演劇は緑に水をやるように、心に栄養や安らぎを与えてくれます。私には、心が枯れそうな時に思い出す1つの舞台があります。それが、2014年、東京グローブ座で行われた増田貴久さん(NEWS)主演舞台『フレンド−今夜此処での一と殷盛り−』(ひとさかり)。何年も前の作品ですが、改めてこの時代に共有したいメッセージがあり、観劇リポートをお届けします。
昭和の激動の時代を生きた中原中也と仲間たち
本作は詩人・中原中也(遠藤要さん)と、友人である安原喜弘(増田貴久さん)を中心に描かれます。中原中也は類稀なる詩人としての才能を見せながらも、いつも破天荒で仲間とのトラブルが絶えない。それでも彼の才能を信じる安原。しかし、やがて訪れる戦争。貧しい時代に、登場人物たちに突きつけられる「文学は役に立つのか?」という問い。まさに芸術は“不要不急なのか”という問いを突きつけられている現代と重なります。
心の中に生まれる“ザルツブルクの小枝”
文学は何の役にも立たない。
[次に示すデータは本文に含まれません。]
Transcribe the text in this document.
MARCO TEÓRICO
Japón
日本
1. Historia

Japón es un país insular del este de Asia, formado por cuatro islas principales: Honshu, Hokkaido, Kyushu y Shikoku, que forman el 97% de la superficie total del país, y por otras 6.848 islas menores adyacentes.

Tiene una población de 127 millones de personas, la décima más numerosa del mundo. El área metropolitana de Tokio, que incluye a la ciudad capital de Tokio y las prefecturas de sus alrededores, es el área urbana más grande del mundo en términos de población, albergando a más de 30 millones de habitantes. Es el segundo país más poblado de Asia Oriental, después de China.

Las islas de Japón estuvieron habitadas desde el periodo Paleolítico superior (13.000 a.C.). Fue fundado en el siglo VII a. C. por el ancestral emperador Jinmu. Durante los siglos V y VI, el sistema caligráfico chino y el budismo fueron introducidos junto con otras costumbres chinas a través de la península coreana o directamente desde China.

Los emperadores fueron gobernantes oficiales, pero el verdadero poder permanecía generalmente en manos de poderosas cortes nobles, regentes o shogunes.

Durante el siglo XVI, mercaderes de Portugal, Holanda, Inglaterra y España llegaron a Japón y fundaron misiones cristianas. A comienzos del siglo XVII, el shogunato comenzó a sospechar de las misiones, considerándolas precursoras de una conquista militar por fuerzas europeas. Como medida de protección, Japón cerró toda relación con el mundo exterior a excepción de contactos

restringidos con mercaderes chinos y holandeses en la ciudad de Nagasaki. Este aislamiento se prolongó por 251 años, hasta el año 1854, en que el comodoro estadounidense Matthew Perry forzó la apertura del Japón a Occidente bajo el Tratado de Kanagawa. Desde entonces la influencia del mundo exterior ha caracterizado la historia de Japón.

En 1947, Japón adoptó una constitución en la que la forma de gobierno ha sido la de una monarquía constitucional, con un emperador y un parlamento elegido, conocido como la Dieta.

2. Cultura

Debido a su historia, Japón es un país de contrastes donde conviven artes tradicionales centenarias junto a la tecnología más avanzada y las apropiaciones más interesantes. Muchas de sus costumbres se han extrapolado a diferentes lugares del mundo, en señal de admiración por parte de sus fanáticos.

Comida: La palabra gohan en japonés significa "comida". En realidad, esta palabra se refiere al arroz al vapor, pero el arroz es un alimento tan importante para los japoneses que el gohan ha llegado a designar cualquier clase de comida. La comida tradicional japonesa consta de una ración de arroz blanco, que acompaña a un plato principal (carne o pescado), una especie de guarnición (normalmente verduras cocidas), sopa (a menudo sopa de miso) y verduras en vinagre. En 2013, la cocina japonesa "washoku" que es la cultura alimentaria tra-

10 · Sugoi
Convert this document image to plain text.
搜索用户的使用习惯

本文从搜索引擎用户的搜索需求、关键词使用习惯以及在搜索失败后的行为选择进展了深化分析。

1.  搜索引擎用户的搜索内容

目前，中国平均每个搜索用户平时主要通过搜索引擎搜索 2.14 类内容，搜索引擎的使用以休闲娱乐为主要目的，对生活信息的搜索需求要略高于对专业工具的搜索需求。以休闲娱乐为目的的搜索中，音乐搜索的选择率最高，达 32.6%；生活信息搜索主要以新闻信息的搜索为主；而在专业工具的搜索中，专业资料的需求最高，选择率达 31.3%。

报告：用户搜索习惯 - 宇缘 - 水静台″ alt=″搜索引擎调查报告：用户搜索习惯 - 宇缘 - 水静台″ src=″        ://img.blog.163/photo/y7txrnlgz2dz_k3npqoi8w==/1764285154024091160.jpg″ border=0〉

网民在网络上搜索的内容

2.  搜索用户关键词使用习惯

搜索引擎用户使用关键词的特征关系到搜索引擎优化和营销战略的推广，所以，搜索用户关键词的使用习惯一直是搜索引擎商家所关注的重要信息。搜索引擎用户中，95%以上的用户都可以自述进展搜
そんな言葉に対して中也が示したのが、小説家・スタンダールの著書『恋愛論』にある“ザルツブルクの小枝”というキーワード。ザルツブルクの塩山に小枝を投げ込むと、塩の結晶により輝いて見えることから、恋をするとどんな景色も美しく見える現象を説明したものです。中也と安原は、文学も“ザルツブルグの小枝”であるという1つの回答を見出します。つまり、文学に触れることで世の中を楽しめたり、心が豊かになったりできる。それが文学の役割なのだ、と。
私は文学や演劇といった芸術は皆“ザルツブルクの小枝”である、と感じています。世の中を美しく思える機会がなければ、長い人生も味気ないものになることでしょう。“ザルツブルクの小枝”を大切にできる日本であることを、切に願います。